Nine-year-old girl shoots and kills instructor - time for a rethink of gun laws?

Published 28 August 2014  |  
AP Photo/John Loche
A man closes off an entrance to the Last Stop outdoor shooting range in White Hills, Arizona. On Monday, gun range instructor Charles Vacca was accidentally killed at the range by a nine-year-old with an Uzi submachine gun.

All over the UK, people checked in for their daily news fix, gasped, and thought "Only in America."

A nine-year-old girl was being trained in the use of a deadly Uzi submachine gun when it kicked back and she shot her instructor in the head. Charles Vacca, 39, died of his injuries.

Jaws drop – and after a little research into children and guns in the USA, they stay dropped. Two things stand out. One is that while in this case a child shot an adult, it's usually adults who shoot children or children who shoot each other. According to the ThinkProgress website 10,000 children are killed or injured by guns every year. The number has been rising over the last few decades to the extent that it's now one of the country's three leading causes of child mortality.

The second is the extent to which the gun culture is embedded in American society. Debate about this particular incident, for instance on the ABC news site, tends to focus on what the instructor did wrong. But kids are being targeted – and yes, that pun is intended – by marketeers who want to sell them guns as soon as they possibly can. Yes, there are companies making guns especially for children, like Crickett. All over the country, the ability to own and fire a deadly weapon is seen as the birthright of every American, and you can't start too early. There are even churches that use gun classes as a form of outreach and some states allow concealed guns to be carried in church.

Most Brits would say that that's just stupid. The whole "right to bear arms" thing was in the context of the need for a "well-regulated militia" to see off, well, people like us. Yet it's become a monster. The US has as many guns as people. With five per cent of the world's population, it owns up to 50 per cent of all civilian guns in the world. You need them for protection? Please. A gun in the home increases the risk of suicide, homicide and accidental death; you're safer without it.

Here's the thing, though. I'm completely on side with attempts at gun control. If I could vote in the US, I'd vote for whoever would limit the number being made, bought, sold and used. But I have a terrible feeling that it's all too late. There are too many guns out there. There are too many films being made that glorify their use. It's all too mainstream. That love affair with the loaded weapon that's rooted in the national myth of the rugged pioneers taming the savage wilderness is just too powerful.

And even if the tightest gun controls conceivable could be enacted, would that make everyone safe? No. Here in the UK, in 1987 Michael Ryan killed 16 people in Hungerford. In 1996 Thomas Hamilton killed 16 primary school children and their teacher in Dunblane.

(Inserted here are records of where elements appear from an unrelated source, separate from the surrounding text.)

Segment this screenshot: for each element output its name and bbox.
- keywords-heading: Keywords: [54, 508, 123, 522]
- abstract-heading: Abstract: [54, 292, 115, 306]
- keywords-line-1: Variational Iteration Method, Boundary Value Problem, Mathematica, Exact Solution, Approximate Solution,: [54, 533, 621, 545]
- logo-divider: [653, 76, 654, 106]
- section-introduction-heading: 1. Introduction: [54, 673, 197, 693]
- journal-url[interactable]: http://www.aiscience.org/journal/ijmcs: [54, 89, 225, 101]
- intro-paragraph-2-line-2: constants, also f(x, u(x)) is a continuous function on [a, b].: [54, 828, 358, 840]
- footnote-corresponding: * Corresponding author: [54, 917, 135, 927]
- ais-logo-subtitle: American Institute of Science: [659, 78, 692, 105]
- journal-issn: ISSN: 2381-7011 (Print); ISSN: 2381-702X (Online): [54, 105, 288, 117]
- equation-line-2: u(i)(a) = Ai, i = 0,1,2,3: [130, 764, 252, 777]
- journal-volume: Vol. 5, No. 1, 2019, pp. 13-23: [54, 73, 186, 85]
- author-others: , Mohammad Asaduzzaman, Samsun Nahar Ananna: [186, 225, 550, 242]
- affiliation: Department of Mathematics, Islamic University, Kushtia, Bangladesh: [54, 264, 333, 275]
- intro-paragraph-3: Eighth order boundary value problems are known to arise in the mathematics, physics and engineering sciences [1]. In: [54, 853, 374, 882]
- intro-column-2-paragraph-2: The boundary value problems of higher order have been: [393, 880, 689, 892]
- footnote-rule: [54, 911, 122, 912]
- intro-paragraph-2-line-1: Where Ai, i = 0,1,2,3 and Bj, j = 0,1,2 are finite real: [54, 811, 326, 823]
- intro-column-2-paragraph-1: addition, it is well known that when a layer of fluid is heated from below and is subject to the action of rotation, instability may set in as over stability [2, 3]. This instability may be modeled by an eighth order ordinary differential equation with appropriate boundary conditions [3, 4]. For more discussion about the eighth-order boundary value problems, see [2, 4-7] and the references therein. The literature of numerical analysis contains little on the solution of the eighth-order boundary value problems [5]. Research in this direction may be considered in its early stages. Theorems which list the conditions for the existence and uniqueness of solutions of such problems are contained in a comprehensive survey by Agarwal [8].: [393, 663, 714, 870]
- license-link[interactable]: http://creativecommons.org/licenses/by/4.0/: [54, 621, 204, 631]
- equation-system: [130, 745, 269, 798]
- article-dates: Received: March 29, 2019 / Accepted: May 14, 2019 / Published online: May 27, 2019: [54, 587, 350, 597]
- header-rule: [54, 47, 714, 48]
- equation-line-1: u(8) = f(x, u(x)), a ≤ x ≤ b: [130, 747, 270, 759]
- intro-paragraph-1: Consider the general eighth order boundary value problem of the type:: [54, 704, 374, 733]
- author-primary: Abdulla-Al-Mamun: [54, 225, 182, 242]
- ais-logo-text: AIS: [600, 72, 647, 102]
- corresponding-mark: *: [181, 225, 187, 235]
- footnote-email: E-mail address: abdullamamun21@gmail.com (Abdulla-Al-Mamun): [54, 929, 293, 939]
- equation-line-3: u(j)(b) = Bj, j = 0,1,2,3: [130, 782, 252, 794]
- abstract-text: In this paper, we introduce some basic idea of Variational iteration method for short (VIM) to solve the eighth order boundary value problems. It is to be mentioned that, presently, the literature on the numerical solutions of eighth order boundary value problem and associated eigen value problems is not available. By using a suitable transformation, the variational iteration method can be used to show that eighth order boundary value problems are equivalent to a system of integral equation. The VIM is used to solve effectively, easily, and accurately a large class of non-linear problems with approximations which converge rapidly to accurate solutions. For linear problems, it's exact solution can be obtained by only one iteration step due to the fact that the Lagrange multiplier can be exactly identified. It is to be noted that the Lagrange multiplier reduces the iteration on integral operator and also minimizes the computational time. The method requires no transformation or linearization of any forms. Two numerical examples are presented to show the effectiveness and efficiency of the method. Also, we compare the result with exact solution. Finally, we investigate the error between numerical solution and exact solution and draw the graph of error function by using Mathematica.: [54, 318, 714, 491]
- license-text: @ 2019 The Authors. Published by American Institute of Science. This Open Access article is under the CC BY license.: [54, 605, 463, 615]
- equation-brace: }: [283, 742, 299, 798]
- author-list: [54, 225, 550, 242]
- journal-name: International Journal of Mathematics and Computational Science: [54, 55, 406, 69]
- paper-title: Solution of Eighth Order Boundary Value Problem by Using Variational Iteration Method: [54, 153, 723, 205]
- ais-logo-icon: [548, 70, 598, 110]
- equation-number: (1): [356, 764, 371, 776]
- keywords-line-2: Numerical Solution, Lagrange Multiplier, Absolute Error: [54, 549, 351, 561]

In 2010 Derrick Bird killed 12 people in Cumbria. Bad people, disturbed people, will do terrible things because they can.

But here is my suggestion. Suppose churches were to say: "We know there's nothing wrong with owning a gun in principle. We accept that some people just like to shoot. Hunting is fine, honestly, and we're right behind all that Iron John wilderness stuff. We know that this will put us on the wrong side of the culture, but: we won't do guns. We'll turn our backs on them as a previous generation did on alcohol, not because there's anything wrong with them as such, but because their existence in such vast numbers and the acceptance that they make you safer – because you can threaten someone or kill someone with them – is killing our children, and turning our children into killers."

Suppose you did that, acknowledging your fear of going unarmed, acknowledging that you'd lose your appeal to vast sections of the population – and many more in some parts of the country than in others – wouldn't there be something a bit Christ-like about that?

The Dean of St Paul's, William Inge, once wrote: "If you marry the spirit of the age you will be a widow in the next." Let's be clear: there are all sorts of ways in which the Church in the UK does that. God knows, we have more to learn than we have to teach. So it is a suggestion made in all humility: the Church and gun culture – isn't it time for a divorce?

Mark Woods is a Baptist minister and freelance writer.